Monday, February 1, 2010

Syncronicity, bane of my fame?

I have adopted a strategy of looking back on my experience, finding a trend or pattern, and describing that as a strategy. As though the pattern were something which could have been planned or designed.

One trend i have noticed leads me to postulate that I, personally, am unable to think of, or at least describe, anything which has not been thought before. It goes something like this:

I think something. Make a connection between concepts which were previously unconnected. And think nothing of it. Gradually i begin to realize that i have this connection, and that those in my surroundings seem not to. I attempt to share this but do not have the necessary terms to articulate it. So i search for useful terms. In the search i find many fascinating things around the connection i made, and forget the significance of the connection itself. At some point later i come to realize again, that i have a connection and those in my surrounding seem not to. Because of my searching, my surroundings now include people on either side of the connection, so it becomes even more valuable for me to share it. And i have learned from those people the terms necessary to articulate it.

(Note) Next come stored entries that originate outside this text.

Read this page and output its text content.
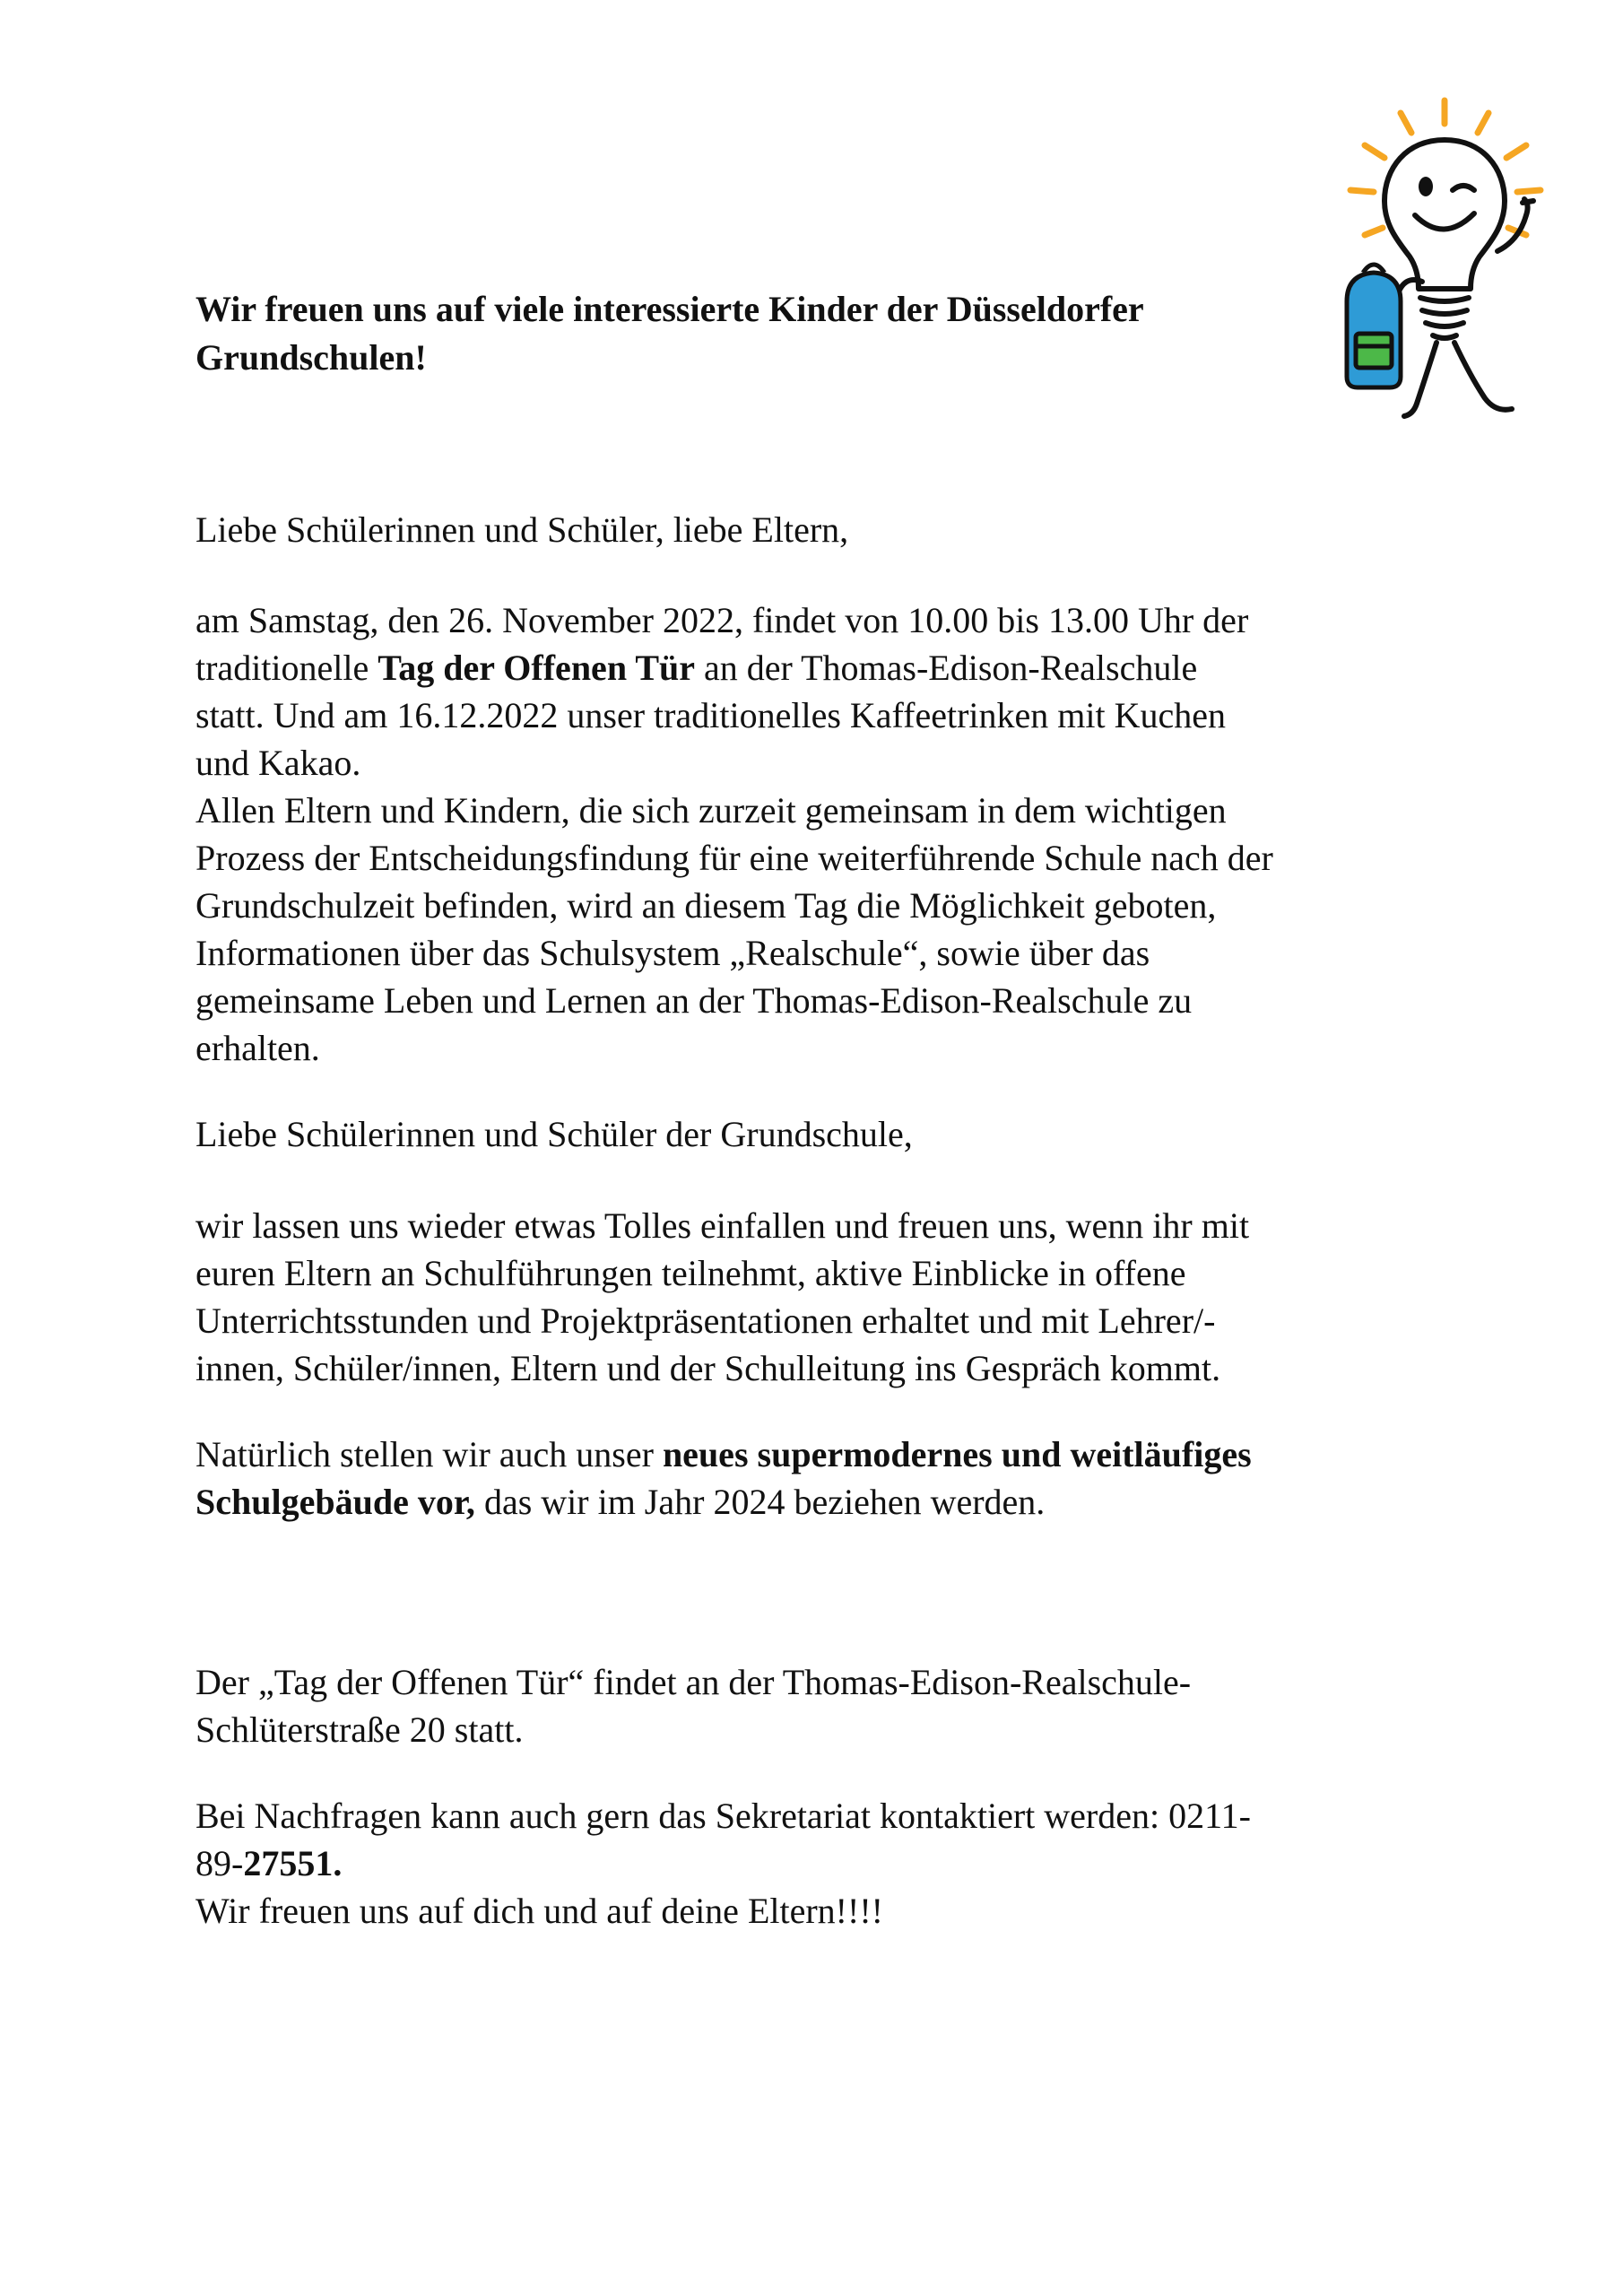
Wir freuen uns auf viele interessierte Kinder der Düsseldorfer
Grundschulen!

Liebe Schülerinnen und Schüler, liebe Eltern,

am Samstag, den 26. November 2022, findet von 10.00 bis 13.00 Uhr der
traditionelle Tag der Offenen Tür an der Thomas-Edison-Realschule
statt. Und am 16.12.2022 unser traditionelles Kaffeetrinken mit Kuchen
und Kakao.
Allen Eltern und Kindern, die sich zurzeit gemeinsam in dem wichtigen
Prozess der Entscheidungsfindung für eine weiterführende Schule nach der
Grundschulzeit befinden, wird an diesem Tag die Möglichkeit geboten,
Informationen über das Schulsystem „Realschule“, sowie über das
gemeinsame Leben und Lernen an der Thomas-Edison-Realschule zu
erhalten.

Liebe Schülerinnen und Schüler der Grundschule,

wir lassen uns wieder etwas Tolles einfallen und freuen uns, wenn ihr mit
euren Eltern an Schulführungen teilnehmt, aktive Einblicke in offene
Unterrichtsstunden und Projektpräsentationen erhaltet und mit Lehrer/-
innen, Schüler/innen, Eltern und der Schulleitung ins Gespräch kommt.

Natürlich stellen wir auch unser neues supermodernes und weitläufiges
Schulgebäude vor, das wir im Jahr 2024 beziehen werden.

Der „Tag der Offenen Tür“ findet an der Thomas-Edison-Realschule-
Schlüterstraße 20 statt.

Bei Nachfragen kann auch gern das Sekretariat kontaktiert werden: 0211-
89-27551.
Wir freuen uns auf dich und auf deine Eltern!!!!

I begin to articulate it, and find that it just became public knowledge. Somebody else has just proved it scientifically, or divined it astrally, or composed it musically, or what have you.

Being human, i have feelings about this:

I feel relieved that i am not the only person who has this connection. The burden of articulation no longer rests on my shoulders alone. I feel frustrated that the work did i put into the articulation no longer seems necessary. My attempts appear to be retroactively nullified.

Then i feel curious to discover if that person who just presented new proof began research at the same instant i "initially" thought of it. If so, is there a way to show whether one party or another had the idea "first"? Or more importantly, could they have thought of it if i had not? If not, how many people does it actually take to think something? Is there a new connection here?

...i expect someone to post the new conclusive evidence announced last tuesday that researchers in 4 different labs around the globe simultaneously discovered. Or that it was in the special features of What the Bleep do We Know and i missed it...

I watch other people getting their degrees, and research grants, and prizes, and patents, and TV shows, for stuff i came up with when i was a little kid. And i love them, for sharing in the work that i found interesting. I feel pangs, and wonder if i should do something different in the future to "get credit" for the stuff i came up with last year. I consign myself to never getting fame for changing the world, but getting the privilege to be an ordinary citizen in a world which seems to shift itself to fit my fondest dreams. I decide to look at it, for a time, as though my goals and projects become reality without me having to bankroll them, or do the legwork.

But then again, i am publicizing this.

~rry

1 comments:

Sammie said...

The easiest thing to do is come up with a good idea. Its even easier just to say that you have an idea.

The hardest thing is to maintain the discipline, self-sacrifice, and patience to discover and perpetuate a means of sharing it with others.

But it may be that that is a privilege rather than a burden, the privilege to be listened to. And it may be that to have a good idea and not to attempt to share it is a traitorous act against your tribe. And the continuous choice not to share is a maintenance of your self-exile.